Vol. 1, No. 3
No issues in stock
Subscribe to MI
The very youthful private on the cover is a sixth-plate daguerreotype of an infantry private in the Regular Army between 1841 and 1847.
Editor’s Page (inside front cover)
The editor addressed a number of questions, focusing on the submission of images from readers. Military Images would prefer to receive unusual images with as much identification as possible about the subject. The selected individual images will be included in a new feature of the magazine entitled “Stragglers.” The standard sizes of images (such as cartes de visite and hard plate images) were also identified and readers were requested to identify the original image size when submitting images for consideration.
Naval Uniforms of the Civil War, Part I: Officers of the U.S. Navy by Philip Katcher (pp. 2-7)
This article traces the history and the many changes in the uniforms and insignia worn by various grades of United States naval officers during the Civil War. The basic dress regulations of 1852 provided the basis for the naval uniforms of the era, including the cut of coats and numbers of buttons. As the wartime navy grew, so did the number and types of ranks, with the designation of rank on the uniform becoming more complex. This included gold braid on the cuffs, the position and number of buttons, and insignia on shoulder straps and hats. Regulations were changed in July 1862 and May 1863, and are also outlined in the article. An image of Commander John Warden, who was in charge of the Monitor, illustrates how the date of an image can be narrowed down by considering cuff insignia. Eleven different images, many of them taken by foreign photographers, illustrate the wide variety of navy uniforms of the era.
Jefferson Davis: Transvestite? by William Gladstone (pp. 8-9)
A short article that discusses the mythology behind Jefferson Davis’ capture at the end of the Civil War, it is accompanied by seven different carte de visite images that reinforced the popularly held propaganda of his capture wearing women’s clothing as a disguise.
Images of a Guerilla Chief: William Clarke Quantrill by George Hart (pp. 10-13)
The most leading Confederate guerilla leader in the trans-Mississippi district did not leave many images, although there have been books published which include some that are said to be him. This article discusses comparisons between different plate images that have been reputed to be Capt. William Quantrill, including one carte de visite that bears his autograph. The author makes a compelling argument that one image often cited as Quantrill’s is most likely an image of one of his men instead.
Profile: Cleveland Winslow by Brian Pohanka (pp. 14-17)
The striking image of Col. Cleveland Winslow of the 5th New York Volunteer Regiment (the Duryee Zouaves) graces the article, which outlines his career during the Civil War. A “martinet” who was heartily disliked by his men, Winslow was known for his rigid adherence to regulation as well as for his elaborate dress. Winslow fought in several battles and was mortally wounded outside of Richmond in June 1864.
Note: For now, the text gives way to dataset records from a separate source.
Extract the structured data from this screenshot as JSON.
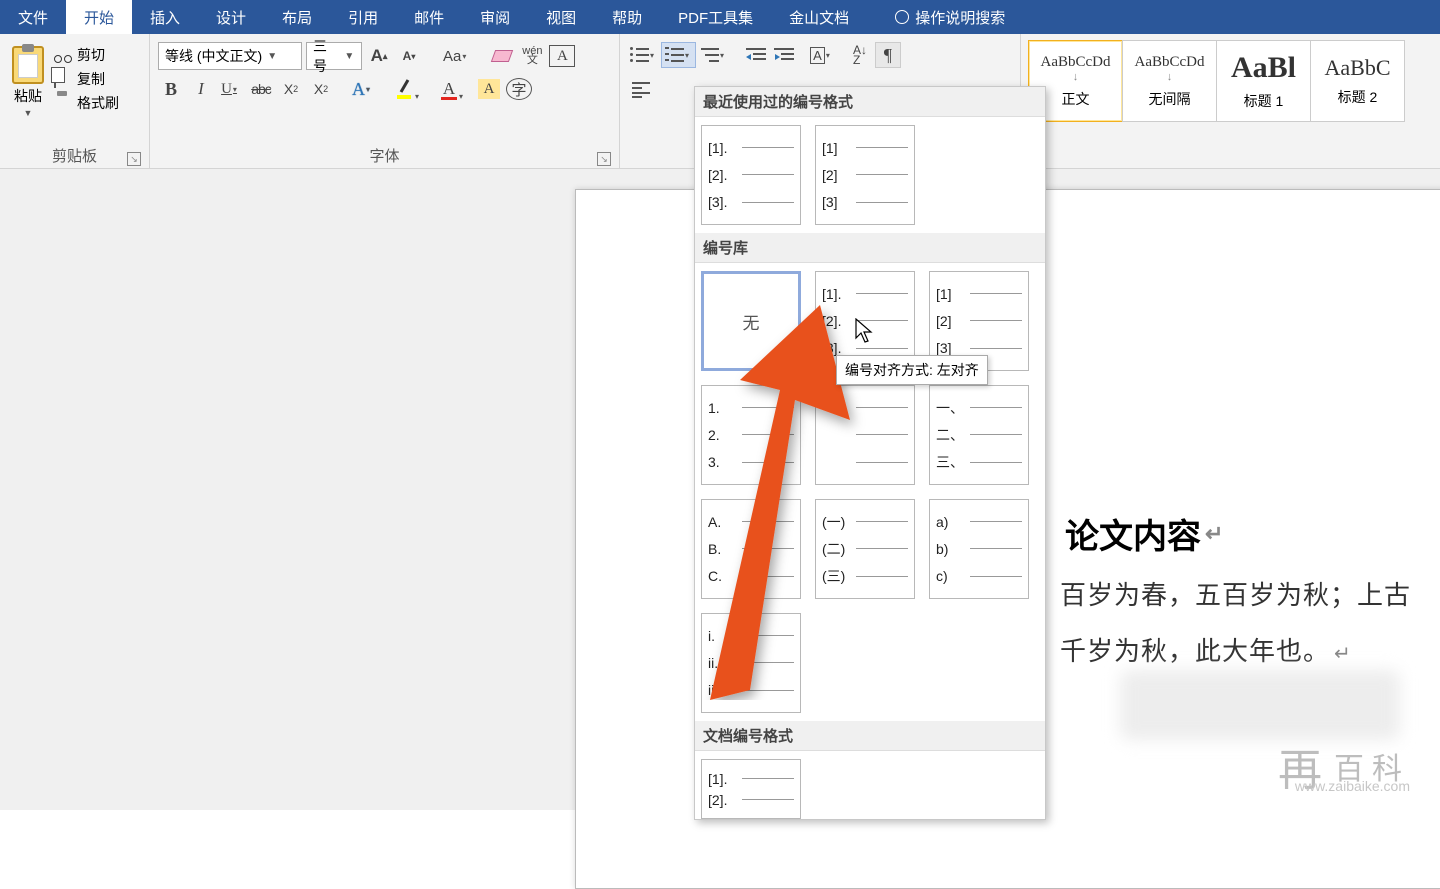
{
  "menu": {
    "tabs": [
      "文件",
      "开始",
      "插入",
      "设计",
      "布局",
      "引用",
      "邮件",
      "审阅",
      "视图",
      "帮助",
      "PDF工具集",
      "金山文档"
    ],
    "active_index": 1,
    "tellme": "操作说明搜索"
  },
  "clipboard": {
    "paste": "粘贴",
    "cut": "剪切",
    "copy": "复制",
    "painter": "格式刷",
    "group": "剪贴板"
  },
  "font": {
    "name": "等线 (中文正文)",
    "size": "三号",
    "grow": "A",
    "shrink": "A",
    "case": "Aa",
    "clear": "",
    "pinyin_top": "wén",
    "pinyin_bot": "文",
    "border_char": "A",
    "bold": "B",
    "italic": "I",
    "ul": "U",
    "strike": "abc",
    "sub": "X",
    "sub2": "2",
    "sup": "X",
    "sup2": "2",
    "effect": "A",
    "hilite": "",
    "fcolor": "A",
    "shade": "A",
    "circled": "字",
    "group": "字体"
  },
  "paragraph": {
    "sort": "A↓\nZ",
    "mark": "¶"
  },
  "styles": {
    "items": [
      {
        "preview": "AaBbCcDd",
        "name": "正文",
        "selected": true,
        "psize": "15px"
      },
      {
        "preview": "AaBbCcDd",
        "name": "无间隔",
        "selected": false,
        "psize": "15px"
      },
      {
        "preview": "AaBl",
        "name": "标题 1",
        "selected": false,
        "psize": "30px",
        "bold": true
      },
      {
        "preview": "AaBbC",
        "name": "标题 2",
        "selected": false,
        "psize": "22px"
      }
    ],
    "bullets": [
      "↓",
      "↓"
    ]
  },
  "dropdown": {
    "recent_header": "最近使用过的编号格式",
    "recent": [
      {
        "rows": [
          "[1].",
          "[2].",
          "[3]."
        ]
      },
      {
        "rows": [
          "[1]",
          "[2]",
          "[3]"
        ]
      }
    ],
    "library_header": "编号库",
    "library": [
      {
        "none": true,
        "label": "无"
      },
      {
        "rows": [
          "[1].",
          "[2].",
          "[3]."
        ]
      },
      {
        "rows": [
          "[1]",
          "[2]",
          "[3]"
        ]
      },
      {
        "rows": [
          "1.",
          "2.",
          "3."
        ]
      },
      {
        "rows": [
          "",
          "",
          ""
        ]
      },
      {
        "rows": [
          "一、",
          "二、",
          "三、"
        ]
      },
      {
        "rows": [
          "A.",
          "B.",
          "C."
        ]
      },
      {
        "rows": [
          "(一)",
          "(二)",
          "(三)"
        ]
      },
      {
        "rows": [
          "a)",
          "b)",
          "c)"
        ]
      },
      {
        "rows": [
          "i.",
          "ii.",
          "iii."
        ]
      }
    ],
    "doc_formats_header": "文档编号格式",
    "doc_formats": [
      {
        "rows": [
          "[1].",
          "[2]."
        ]
      }
    ],
    "tooltip": "编号对齐方式: 左对齐"
  },
  "document": {
    "heading": "论文内容",
    "line1": "百岁为春，五百岁为秋；上古",
    "line2": "千岁为秋，此大年也。"
  },
  "watermark": {
    "zai": "再",
    "baike": "百科",
    "url": "www.zaibaike.com"
  }
}
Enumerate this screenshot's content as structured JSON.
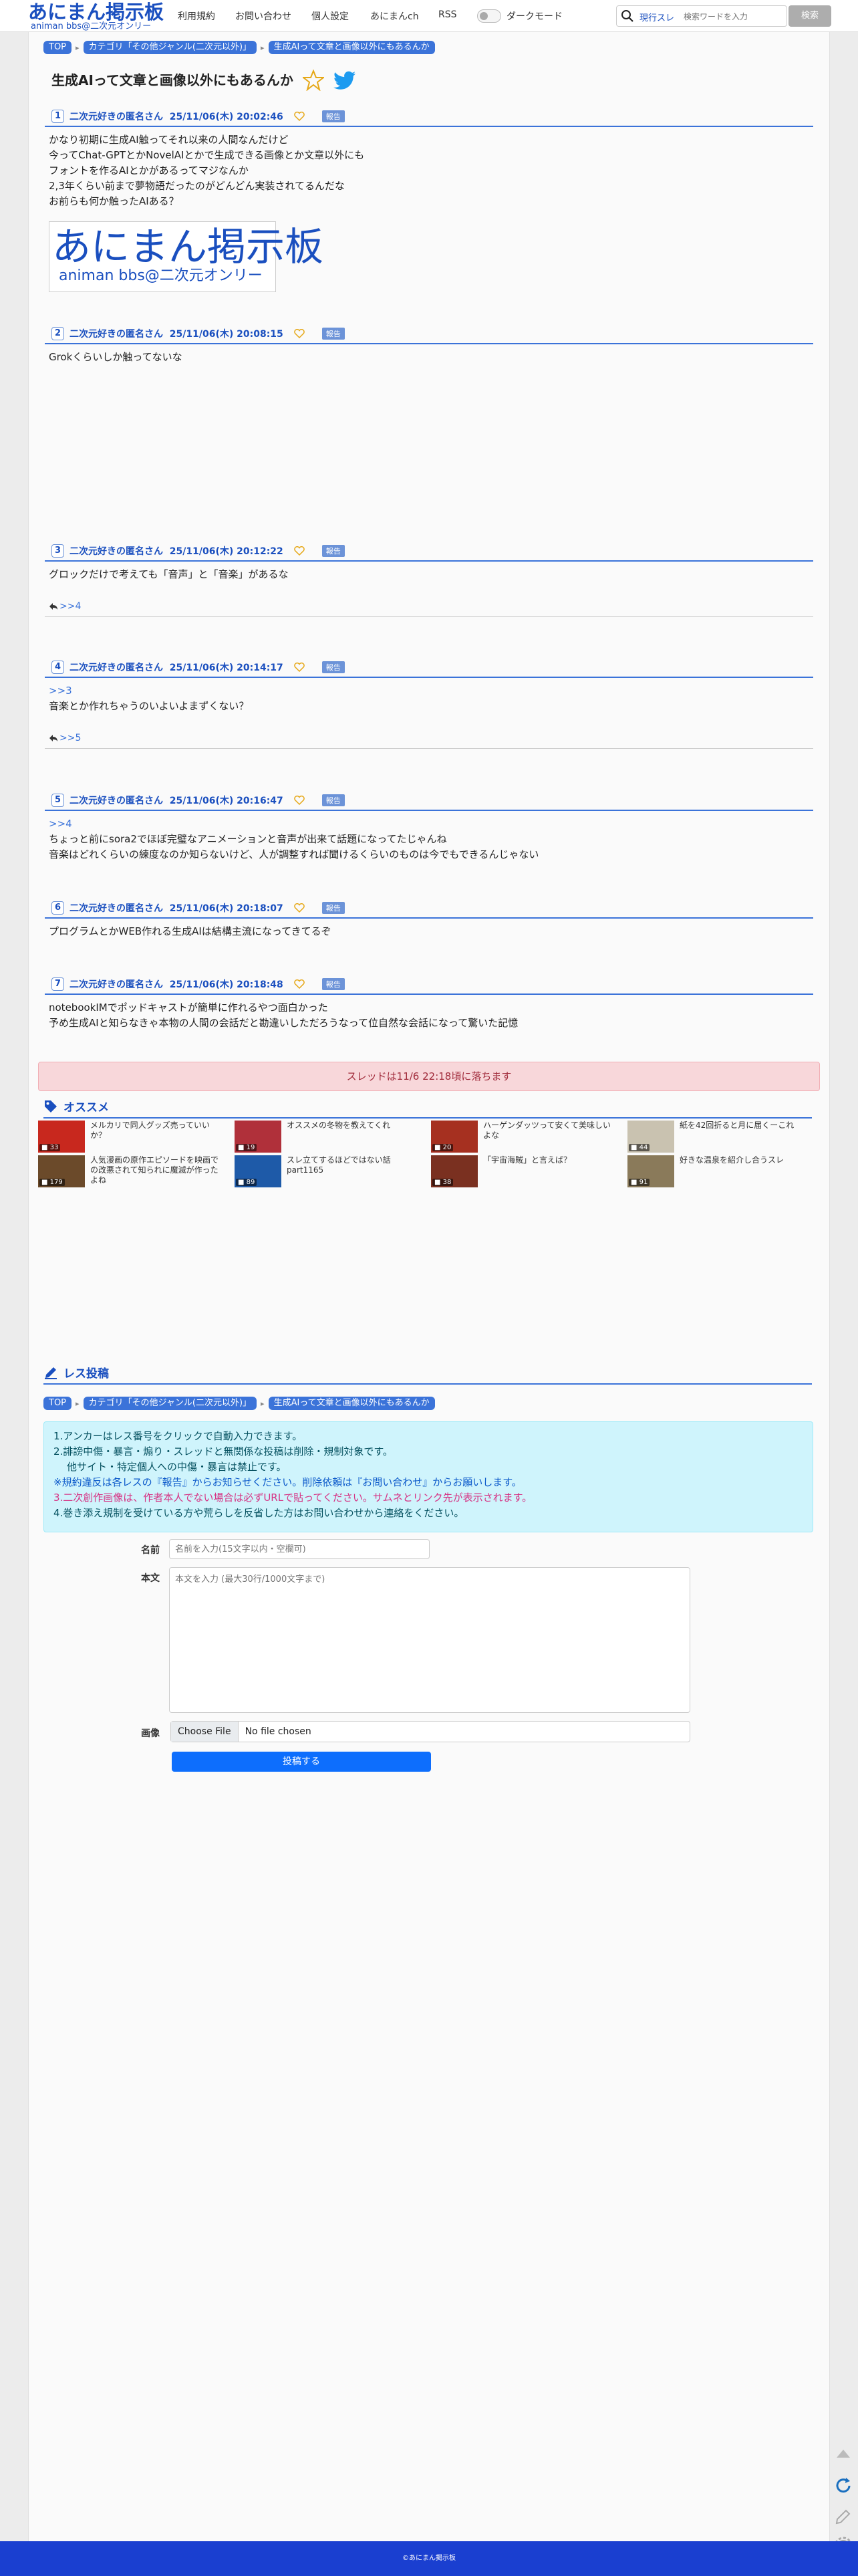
{
  "header": {
    "logo_main": "あにまん掲示板",
    "logo_sub": "animan bbs@二次元オンリー",
    "nav": [
      "利用規約",
      "お問い合わせ",
      "個人設定",
      "あにまんch",
      "RSS"
    ],
    "dark_mode_label": "ダークモード",
    "search_type": "現行スレ",
    "search_placeholder": "検索ワードを入力",
    "search_button": "検索"
  },
  "breadcrumb": {
    "top": "TOP",
    "category": "カテゴリ「その他ジャンル(二次元以外)」",
    "thread": "生成AIって文章と画像以外にもあるんか"
  },
  "thread": {
    "title": "生成AIって文章と画像以外にもあるんか",
    "report_label": "報告",
    "posts": [
      {
        "num": "1",
        "name": "二次元好きの匿名さん",
        "date": "25/11/06(木) 20:02:46",
        "body": "かなり初期に生成AI触ってそれ以来の人間なんだけど\n今ってChat-GPTとかNovelAIとかで生成できる画像とか文章以外にも\nフォントを作るAIとかがあるってマジなんか\n2,3年くらい前まで夢物語だったのがどんどん実装されてるんだな\nお前らも何か触ったAIある？",
        "image_main": "あにまん掲示板",
        "image_sub": "animan bbs@二次元オンリー"
      },
      {
        "num": "2",
        "name": "二次元好きの匿名さん",
        "date": "25/11/06(木) 20:08:15",
        "body": "Grokくらいしか触ってないな"
      },
      {
        "num": "3",
        "name": "二次元好きの匿名さん",
        "date": "25/11/06(木) 20:12:22",
        "body": "グロックだけで考えても「音声」と「音楽」があるな",
        "reply": ">>4"
      },
      {
        "num": "4",
        "name": "二次元好きの匿名さん",
        "date": "25/11/06(木) 20:14:17",
        "anchor": ">>3",
        "body": "音楽とか作れちゃうのいよいよまずくない？",
        "reply": ">>5"
      },
      {
        "num": "5",
        "name": "二次元好きの匿名さん",
        "date": "25/11/06(木) 20:16:47",
        "anchor": ">>4",
        "body": "ちょっと前にsora2でほぼ完璧なアニメーションと音声が出来て話題になってたじゃんね\n音楽はどれくらいの練度なのか知らないけど、人が調整すれば聞けるくらいのものは今でもできるんじゃない"
      },
      {
        "num": "6",
        "name": "二次元好きの匿名さん",
        "date": "25/11/06(木) 20:18:07",
        "body": "プログラムとかWEB作れる生成AIは結構主流になってきてるぞ"
      },
      {
        "num": "7",
        "name": "二次元好きの匿名さん",
        "date": "25/11/06(木) 20:18:48",
        "body": "notebookIMでポッドキャストが簡単に作れるやつ面白かった\n予め生成AIと知らなきゃ本物の人間の会話だと勘違いしただろうなって位自然な会話になって驚いた記憶"
      }
    ],
    "closed_notice": "スレッドは11/6 22:18頃に落ちます"
  },
  "recommend": {
    "heading": "オススメ",
    "items": [
      {
        "text": "メルカリで同人グッズ売っていいか？",
        "count": "33",
        "color": "#c8281e"
      },
      {
        "text": "オススメの冬物を教えてくれ",
        "count": "19",
        "color": "#b0303a"
      },
      {
        "text": "ハーゲンダッツって安くて美味しいよな",
        "count": "20",
        "color": "#a63020"
      },
      {
        "text": "紙を42回折ると月に届くーこれ",
        "count": "44",
        "color": "#c9c2b0"
      },
      {
        "text": "人気漫画の原作エピソードを映画での改悪されて知られに魔滅が作ったよね",
        "count": "179",
        "color": "#6b4a2a"
      },
      {
        "text": "スレ立てするほどではない話part1165",
        "count": "89",
        "color": "#1e5aa8"
      },
      {
        "text": "「宇宙海賊」と言えば？",
        "count": "38",
        "color": "#7a3020"
      },
      {
        "text": "好きな温泉を紹介し合うスレ",
        "count": "91",
        "color": "#8a7a5a"
      }
    ]
  },
  "reply_form": {
    "heading": "レス投稿",
    "rules": [
      "1.アンカーはレス番号をクリックで自動入力できます。",
      "2.誹謗中傷・暴言・煽り・スレッドと無関係な投稿は削除・規制対象です。",
      "他サイト・特定個人への中傷・暴言は禁止です。",
      "※規約違反は各レスの『報告』からお知らせください。削除依頼は『お問い合わせ』からお願いします。",
      "3.二次創作画像は、作者本人でない場合は必ずURLで貼ってください。サムネとリンク先が表示されます。",
      "4.巻き添え規制を受けている方や荒らしを反省した方はお問い合わせから連絡をください。"
    ],
    "name_label": "名前",
    "name_placeholder": "名前を入力(15文字以内・空欄可)",
    "body_label": "本文",
    "body_placeholder": "本文を入力 (最大30行/1000文字まで)",
    "image_label": "画像",
    "file_button": "Choose File",
    "file_status": "No file chosen",
    "submit_label": "投稿する"
  },
  "footer": {
    "copyright": "©あにまん掲示板"
  }
}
Michael Bremer’s Ante-bellum Daguerreotypes (pp. 18-25)
The “wide variety” of 18 images taken before the Civil War is a fascinating look at images from regular army, state militia, and the navy, some possibly twenty years prior to the outbreak of the war in 1861. The regular army images include a sixth-plate of a general staff officer with epaulettes and sword from 1841-1844 to a ninth-plate of an artillery private with shako and earrings from 1854. One of the state militia privates is in an elaborate uniform of the 7th Regiment, New York (1854-1858) while one is a cavalry corporal in more common attire. The only named subject is from a sixth-plate daguerreotype of Capt. George Pugh of the Ohio Volunteer Infantry which was taken in Vera Cruz, Mexico in 1847; he also served as a U.S. Senator from Ohio (1855-1861).
Stragglers (pp. 26-27)
The three images make up this first MI group of “Stragglers.” The quarter-plate tintype of Sgt. Frederic Cline of the 40th Missouri Infantry includes hand-guilt brass and is paired on the page with a hand-tinted CDV of a black color-sergeant, possibly from the 108th U.S. Colored Troops. The second page is a group image taken from an 1884 photograph of the Artillery School of the U.S. Army at Fort Monroe, Virginia. The image is accompanied by a description of the history of the school and a roster of the 1884 graduates featured in the image.
Two different images are featured on the back of the issue. The first is a quarter-plate tintype of H.L. Preston who served initially in the 18th Tennessee Infantry and then in the 4th and then 8th Tennessee Cavalry as part of the Army of the Tennessee until the end of the war. The second image is of First Sgt. John R. Waterhouse of the 114th Pennsylvania Volunteers (“Collis’ Zouaves”) in May or June 1863. Eventually promoted to captain, he also served until the end of the Civil War.